Generally, it's useful to use the shell **in situations where you need to quickly test some code you're writing**. This happens frequently when you're writing data analysis scripts. It can also be used to **quickly explore datasets and do basic analysis**. Another use case is **prototyping code** before later saving it to a script file.<br>

### The main difference between Jupyter console and Jupyter notebook is that:
the console functions in interactive mode. Whenever you type a line of code, it is immediately executed, and you can see the results. 
* If you want to write medium-length pieces of code or do deep exploration of a dataset, the notebook is better. 
* If you want to test out code you're writing, or run quick commands, the console is better.

The Jupyter project is in the midst of rebranding from IPython to Jupyter. Depending on the version of Jupyter you have installed, you can access the console by typing either jupyter console or ipython at the command line.

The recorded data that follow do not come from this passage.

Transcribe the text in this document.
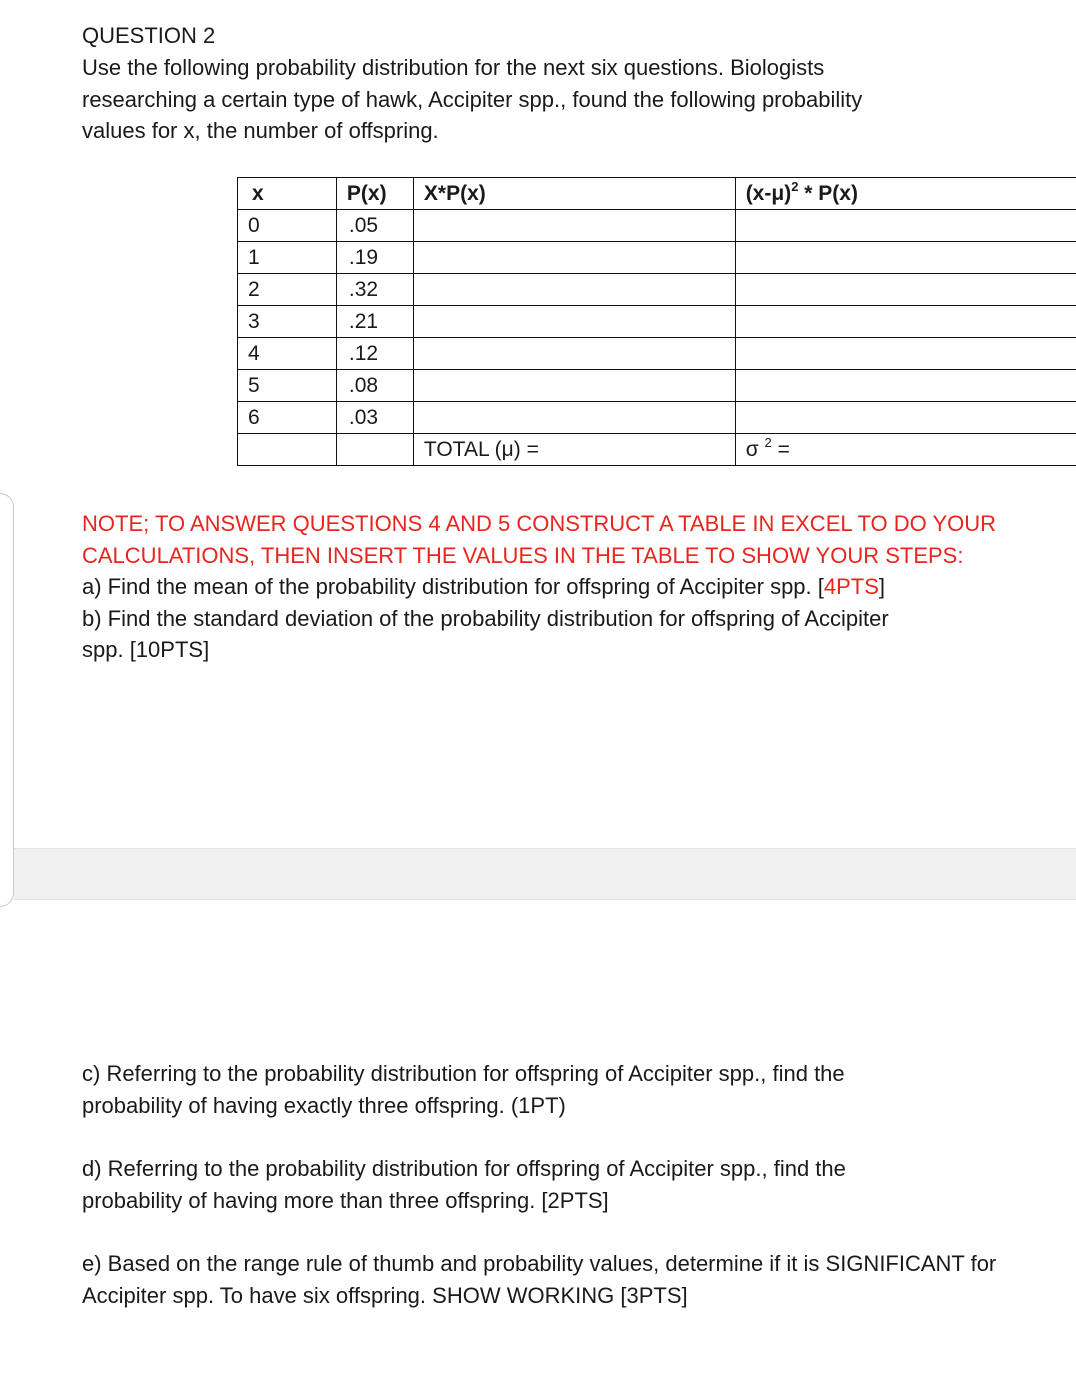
QUESTION 2

Use the following probability distribution for the next six questions. Biologists
researching a certain type of hawk, Accipiter spp., found the following probability
values for x, the number of offspring.

x	P(x)	X*P(x)	$(x-\mu)^2 * P(x)$
0	.05		
1	.19		
2	.32		
3	.21		
4	.12		
5	.08		
6	.03		
		TOTAL (μ) =	σ $^2$ =

NOTE; TO ANSWER QUESTIONS 4 AND 5 CONSTRUCT A TABLE IN EXCEL TO DO YOUR
CALCULATIONS, THEN INSERT THE VALUES IN THE TABLE TO SHOW YOUR STEPS:
a) Find the mean of the probability distribution for offspring of Accipiter spp. [4PTS]
b) Find the standard deviation of the probability distribution for offspring of Accipiter
spp. [10PTS]

c) Referring to the probability distribution for offspring of Accipiter spp., find the
probability of having exactly three offspring. (1PT)

d) Referring to the probability distribution for offspring of Accipiter spp., find the
probability of having more than three offspring. [2PTS]

e) Based on the range rule of thumb and probability values, determine if it is SIGNIFICANT for
Accipiter spp. To have six offspring. SHOW WORKING [3PTS]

Jupyter console has a robust built-in help system. You can get help in several ways:

* You can type ? after starting the console. This will display help about Jupyter. You can exit by typing q.
* You can type %quickref. This is a magic that will tell you some useful commands. We'll talk more about Jupyter magics shortly.
* If you want information about a variable, just type the name of the variable, followed by ?. For information on the dq variable, you'd type dq?.
* Type help() to get access to Python help. This will enable you to get help on all the modules and functions currently available. You can quit by typing quit.
* If you want to use the Python help system to get information on a variable, type help(variable_name). If you wanted help with the variable dq, you'd type help(dq).

```ipython
/home/dq$ iypthon
In [1]: print(10)
10
In [2]: dq=5
In [3]: ?dq
In [4]: help(dq)
In [5]: dq_10=dq*10
```

You may have used the %quickref Jupyter magic in the last screen. Magics are special Jupyter commands that always start with %. They enable you to access Jupyter-specific functionality, without Python executing your commands.<br>

Some useful magics are:

* %run -- allows you to run an external Python script. Any variables in the script will be stored in the current kernel session.
* %edit -- opens a file editor. Any code you type into the editor will be executed by Jupyter when you exit the editor.
* %debug -- if there's an error in any of your code, running %debug afterwards will open an interactive debugger you can use to trace the error.
* %history -- shows you the last few commands you ran.
* %save -- saves the last few commands you ran to a file.
* %who -- print all the variables in the session.
* %reset -- resets the session, and removes all stored variables.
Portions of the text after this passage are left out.